Most BIG trials collected biological specimens for future translational research.

BIG also coordinated or participated in important projects funded or co-funded by the European Commission, such as TRANSBIG, EURECA, INTEGRATE, and Path-for-young. In its later years, it also received European Commission co-funded operating grants, BIG-SCOPE and BIG-SPARK.

== Principles of research conduct ==
All BIG research activities adhered to the organisation's Principles of Research Conduct, which were designed to ensure scientific independence from commercial interests, academic control of study data, and the publication of results according to academic standards, regardless of outcome.

== Governance ==
BIG was governed by its Executive Board, responsible for the organisation's overall strategy and supervision, and by the General Assembly, composed of representatives of BIG members research groups and acting as the association's highest decision-making body. Chaired by Professor Martine Piccart for over two decades, in its final years, BIG was chaired by Professor David Allan Cameron (United Kingdom), with  Professor Hans Wildiers serving as President of BIG against breast cancer, BIG's philanthropic unit.

== Patient partnership ==
Very early on, BIG started to collaborate with Europa Donna to involve patients on the steering committees of its studies, and the organization played an important role in the MINDACT trial. Beginning in 2019, BIG stablished its Patient Partnership to facilitate the meaningful

involvement of people affected by breast cancer in the design and conduct of its studies. During the last elections held for BIG's Executive Board, two seats were made available to patient representatives to ensure that research would develop not just for patients but directly with patients.
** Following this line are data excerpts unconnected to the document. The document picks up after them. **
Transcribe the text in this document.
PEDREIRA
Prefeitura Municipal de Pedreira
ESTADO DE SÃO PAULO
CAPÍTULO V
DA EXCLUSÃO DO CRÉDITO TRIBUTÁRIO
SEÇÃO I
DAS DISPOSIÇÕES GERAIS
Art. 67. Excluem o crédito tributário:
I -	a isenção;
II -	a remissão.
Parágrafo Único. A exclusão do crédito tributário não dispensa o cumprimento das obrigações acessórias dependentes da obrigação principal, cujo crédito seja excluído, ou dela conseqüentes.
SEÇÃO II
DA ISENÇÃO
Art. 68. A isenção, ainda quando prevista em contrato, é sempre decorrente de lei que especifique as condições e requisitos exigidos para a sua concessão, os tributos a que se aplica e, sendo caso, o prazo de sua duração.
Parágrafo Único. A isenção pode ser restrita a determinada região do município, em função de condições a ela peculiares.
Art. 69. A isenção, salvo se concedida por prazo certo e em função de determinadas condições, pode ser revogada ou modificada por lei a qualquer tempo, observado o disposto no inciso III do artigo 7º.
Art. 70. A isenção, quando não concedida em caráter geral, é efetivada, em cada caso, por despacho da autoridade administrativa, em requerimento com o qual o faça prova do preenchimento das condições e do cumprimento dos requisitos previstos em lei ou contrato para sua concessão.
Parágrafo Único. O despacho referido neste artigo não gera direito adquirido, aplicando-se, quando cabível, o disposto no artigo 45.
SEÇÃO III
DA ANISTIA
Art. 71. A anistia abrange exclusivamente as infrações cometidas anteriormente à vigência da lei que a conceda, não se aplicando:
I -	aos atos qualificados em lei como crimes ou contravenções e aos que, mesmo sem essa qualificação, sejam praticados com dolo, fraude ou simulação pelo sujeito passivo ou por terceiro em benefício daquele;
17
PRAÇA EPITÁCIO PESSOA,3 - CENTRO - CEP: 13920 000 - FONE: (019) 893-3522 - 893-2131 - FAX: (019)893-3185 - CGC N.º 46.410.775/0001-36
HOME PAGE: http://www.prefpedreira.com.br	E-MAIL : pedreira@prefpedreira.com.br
== BIG against breast cancer ==
BIG's purely academic research was supported in part by BIG against breast cancer, the organisation's philanthropic unit. Funds raised were used to help finance academic trials and research programmes that addressed patient-centred questions not typically supported by commercial funding.

== Closure ==
In December 2025, BIG's Executive Board took the decision to proceed with collective redundancies of all Headquarters’ staff and to close BIG as a legal entity by the end of 2026. The decision followed several years of increasing financial pressure related to reduced availability of grants and subsidies, declining study-related income, lower fundraising returns, and broader economic and geopolitical challenges.

Unfortunately, no viable long-term solution could be identified to ensure the organisation's financial sustainability. Arrangements were made to transfer scientific and operational responsibilities for ongoing studies to other partners to ensure study integrity and continued support for participating patients and investigators.

The closure marked the end of more than 25 years of international academic collaboration in breast cancer research led and coordinated by BIG.